Of the 16 who hold other jobs, eight aldermen are attorneys, but only Burke has local government clients. The other attorneys are: Leslie Hairston (5th); Freddrenna Lyle (6th); Howard Brookins (21st); William Banks (36th); Tom Allen (38th); Pat O’Connor (40th); and Burton F. Natarus (42nd).
Ald. Tom Tunney (44th) still owns Ann Sather Restaurants, which catered $1,073 in meals for the Chicago Police Department and Department of Human Services in 2006.
Ald. Eugene Schulter (47th) is a bank director. Ald. Ricardo Munoz (22nd) is a paid professor at the University of Illinois at Chicago. Ald. George Cardenas (12th) owns Quickdinero Inc. and his own consulting company.
Ald. Michael Zalewski (23rd) still moonlights as a consultant/lobbyist for his own company, Z Consulting Group, and as a political consultant for his 23rd Ward Regular Democratic Organization. Ald. Danny Solis (25th) reported income from the political action arm of his 25th Ward Regular Democratic Organization.
Ald. Frank Olivo (13th) still serves as a member of the Secretary of State’s Motor Vehicle Review Board. That’s a paid patronage job on a board that mediates disputes between car dealers and manufacturers.
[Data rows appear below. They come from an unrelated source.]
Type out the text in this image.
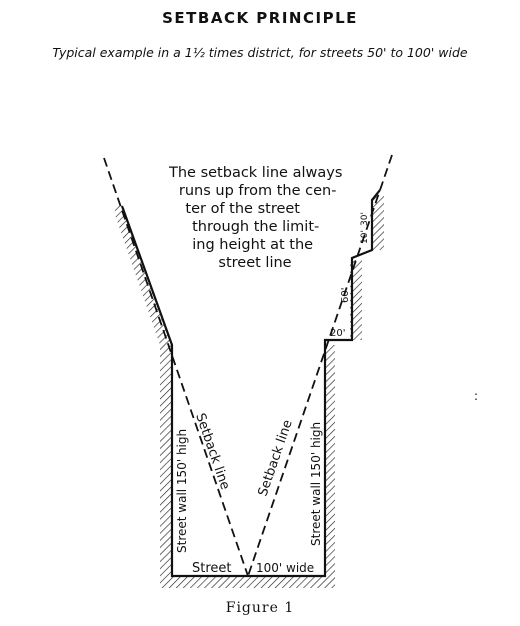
SETBACK PRINCIPLE
Typical example in a 1½ times district, for streets 50' to 100' wide
The setback line always runs up from the cen- ter of the street through the limit- ing height at the street line
20'
60'
10'
30'
Street wall 150' high	Street wall 150' high
Setback line Setback line
Street 100' wide
:
Figure 1
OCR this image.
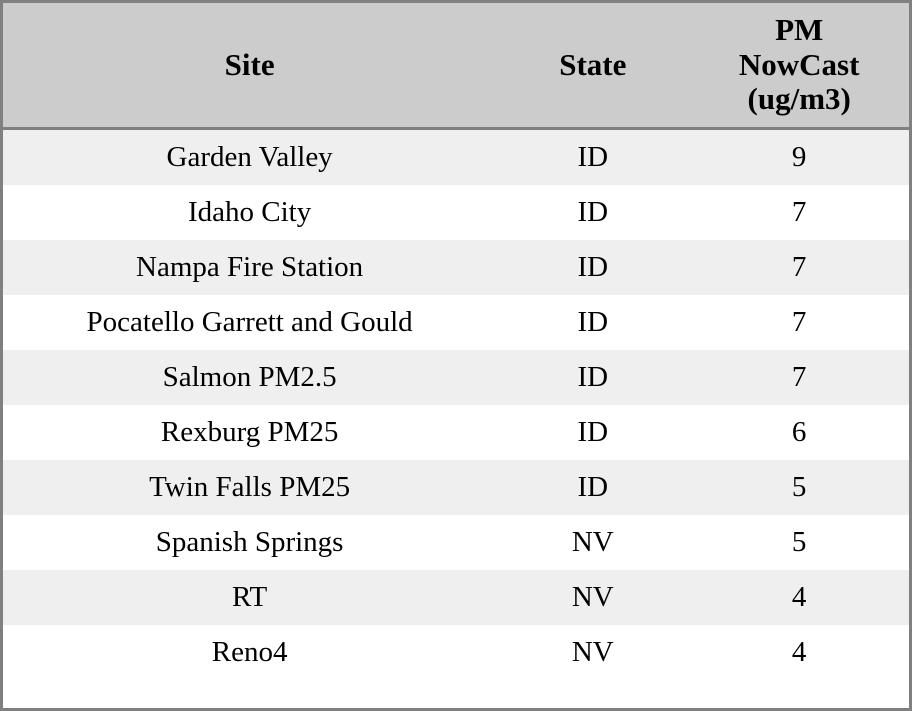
Site	State	PM
NowCast
(ug/m3)

Garden Valley	ID	9
Idaho City	ID	7
Nampa Fire Station	ID	7
Pocatello Garrett and Gould	ID	7
Salmon PM2.5	ID	7
Rexburg PM25	ID	6
Twin Falls PM25	ID	5
Spanish Springs	NV	5
RT	NV	4
Reno4	NV	4
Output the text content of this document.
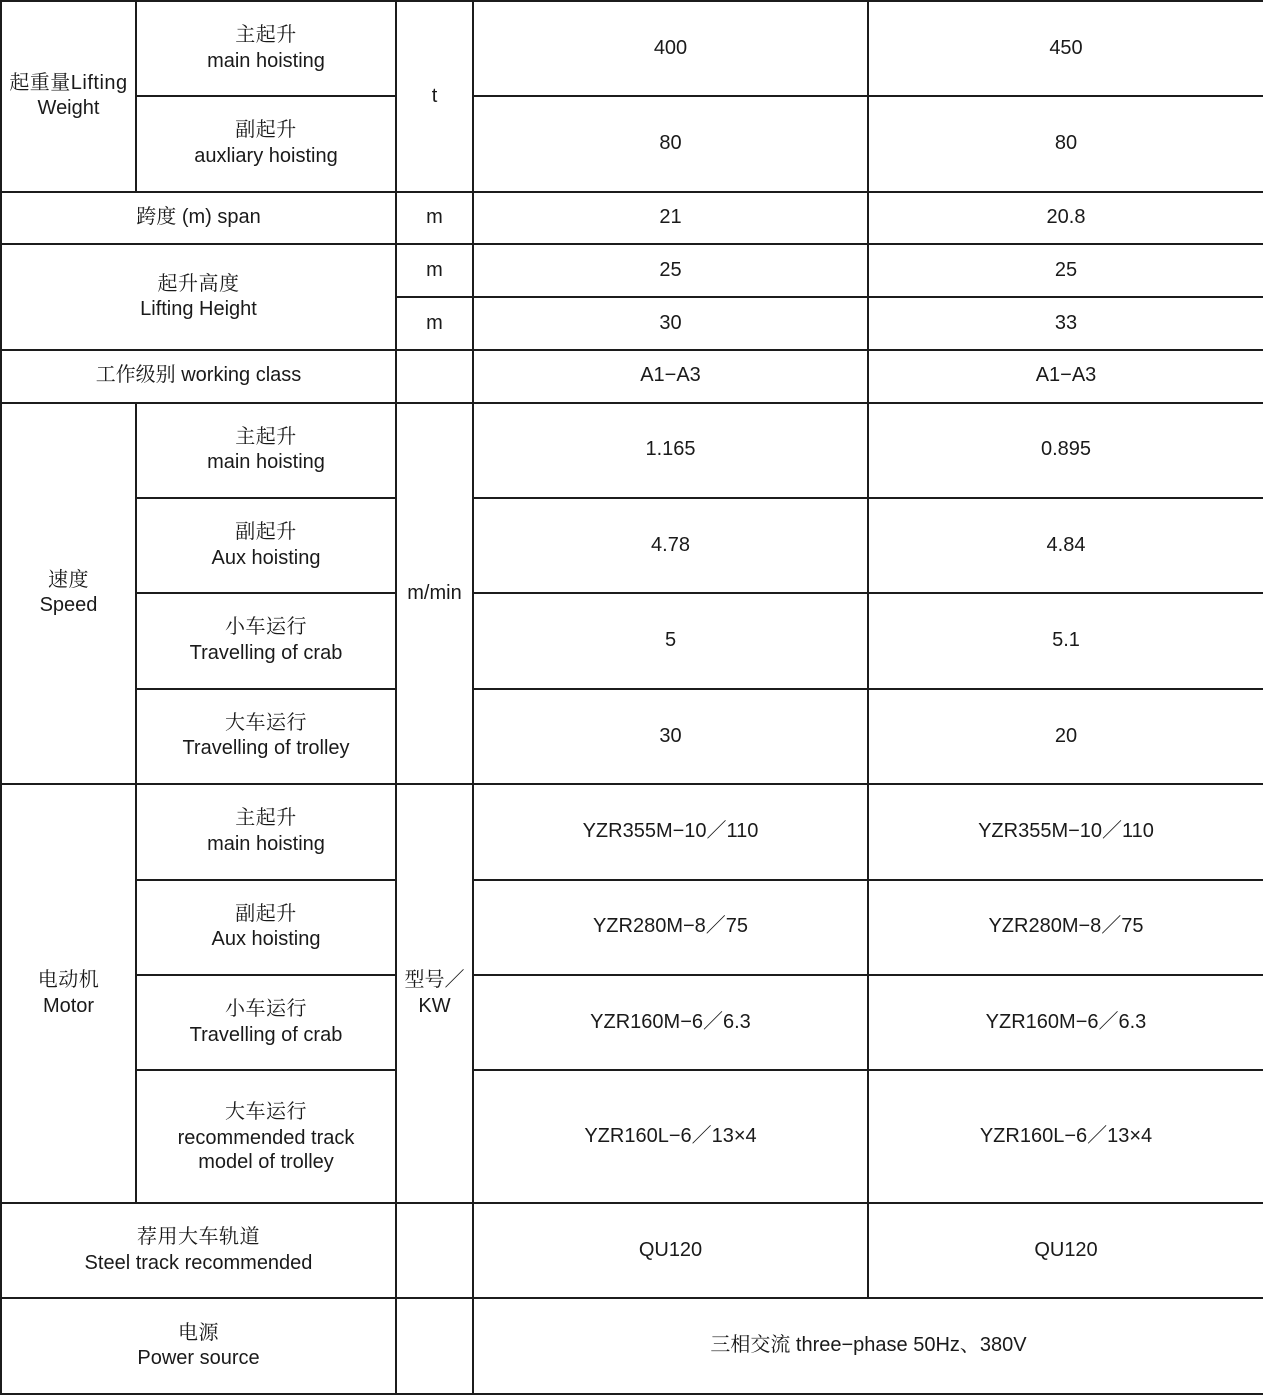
起重量Lifting
Weight	主起升
main hoisting	t	400	450

	副起升
auxliary hoisting		80	80
跨度 (m) span		m	21	20.8

起升高度
Lifting Height		m	25	25
		m	30	33
工作级别 working class			A1−A3	A1−A3

速度
Speed	主起升
main hoisting	m/min	1.165	0.895

	副起升
Aux hoisting		4.78	4.84

	小车运行
Travelling of crab		5	5.1

	大车运行
Travelling of trolley		30	20

电动机
Motor	主起升
main hoisting	型号／
KW	YZR355M−10／110	YZR355M−10／110

	副起升
Aux hoisting		YZR280M−8／75	YZR280M−8／75

	小车运行
Travelling of crab		YZR160M−6／6.3	YZR160M−6／6.3

	大车运行
recommended track
model of trolley		YZR160L−6／13×4	YZR160L−6／13×4

荐用大车轨道
Steel track recommended			QU120	QU120

电源
Power source			三相交流 three−phase 50Hz、380V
The husband of Ald. Ginger Rugai (19th) still works as a legal consultant on contract to the Chicago Park District. The wife of Ald. Brian Doherty (41st) is a partner in an accounting firm that did work for the Fireman’s Annuity and Benefit Fund and Chicago’s Public Employee Deferred Compensation Plan.
With federal investigators swarming over City Hall, only one aldermen reported receiving gifts valued at more than $500 in 2006.
A die-hard Sox fan, Olivo reported receiving: 68 Sox tickets valued at $2,556 and 22 “package passes” worth $308; 13 Bulls tickets valued at $1,315; $420 worth of St. Louis Cardinals tickets; $114 worth of Milwaukee Brewers tickets and 26 Cubs tickets and four package passes valued at $1,751.